Je vis en effet paraître, le 8 novembre 1970 dans Le Monde, une « tribune libre » de Jérôme Lindon (Les Éditions de Minuit). Analysant avec beaucoup de pertinence les absurdités de la loi du 16 juillet 1949, modifiée en 1958 et en 1967, Jérôme Lindon prenait vigoureusement la défense d’un livre qui venait d’être frappé des trois interdictions (affichage, publicité, vente aux mineurs) : Éden, Éden, Éden, de Pierre Guyotat, édité par Gallimard et préfacé par Michel Leiris, Roland Barthes et Philippe Sollers (pas moins).
Au passage, J. Lindon écrivait des choses curieuses, par exemple :
C’est un livre d’une approche difficile, même pour un adulte averti. Si l’on songe qu’un ouvrage comme Les Onze mille Verges (Éditions l’Or du temps) attribué à Apollinaire, qui est assurément, selon les termes de la commission consultative, « une accumulation de vices les plus variés, l’érotisme, la pornographie et les perversions de tous genres y voisinant avec la scatologie et le sadisme », et de surcroît rédigé dans un style clair et alerte, quand on songe qu’un tel ouvrage, paru en 1968, n’a pas fait l’objet de la moindre interdiction aux mineurs, on peut se demander qui, au ministère de l’Intérieur, a bien pu lire Pierre Guyotat. »
On me proposa ensuite, sous la forme d’une belle circulaire sur papier couché reproduisant l’article de Lindon, de signer une pétition de protestation. Les soussignés s’élevaient « contre l’usage arbitraire qui est fait d’une loi destinée à l’origine à la protection de la jeunesse et qui est manifestement détournée de son sens » (c’est vrai).
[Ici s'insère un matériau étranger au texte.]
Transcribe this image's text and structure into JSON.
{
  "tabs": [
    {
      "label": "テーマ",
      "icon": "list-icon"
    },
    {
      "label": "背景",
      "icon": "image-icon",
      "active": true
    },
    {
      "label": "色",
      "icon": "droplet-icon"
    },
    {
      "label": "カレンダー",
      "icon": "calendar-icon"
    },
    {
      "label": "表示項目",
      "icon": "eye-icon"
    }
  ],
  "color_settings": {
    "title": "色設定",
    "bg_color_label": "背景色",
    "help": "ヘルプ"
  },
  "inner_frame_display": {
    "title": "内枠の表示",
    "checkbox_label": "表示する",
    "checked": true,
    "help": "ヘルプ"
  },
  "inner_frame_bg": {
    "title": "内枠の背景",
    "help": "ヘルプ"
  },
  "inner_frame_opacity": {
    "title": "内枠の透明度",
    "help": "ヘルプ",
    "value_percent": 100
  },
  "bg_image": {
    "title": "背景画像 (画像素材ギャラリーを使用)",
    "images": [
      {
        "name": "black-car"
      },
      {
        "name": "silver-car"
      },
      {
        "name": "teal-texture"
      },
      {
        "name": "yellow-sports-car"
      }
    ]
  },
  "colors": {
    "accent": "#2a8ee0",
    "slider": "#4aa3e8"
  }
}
Ils protestaient aussi « contre l’interdiction qui frappe le roman de Pierre Guyotat, Éden, Éden, Éden, dont la presse dans son ensemble a souligné l’importance littéraire. »
Et de fait, la presse soulignait : une page dans l’Express, deux dans l’Observateur ; les autres suivaient. Vingt et ans après, la loi de 1949 mobilisait les journaux. On reparlait de liberté d’expression. Un grand vent de fronde soulevait les salons parisiens.
Ce que je voudrais faire remarquer d’abord, c’est que ni la censure ni la liberté d’expression ne sont en cause dans ce genre d’affaires, et que l’une n’y est pas plus attaquée que l’autre n’y est défendue. Il s’agit toujours d’une censure (contre tel ou tel livre) d’une liberté d’expression (pour certaines idées). Mais la liberté d’expression, est-ce que ce n’est pas pour tout le monde, ou pour personne ? La censure, est-ce que ce n’est pas une menace pour tout le monde, pas pour un intérêt particulier, ou l’autre ? C’est au moins la grosse idée toute bête qu’on peut avoir de la chose.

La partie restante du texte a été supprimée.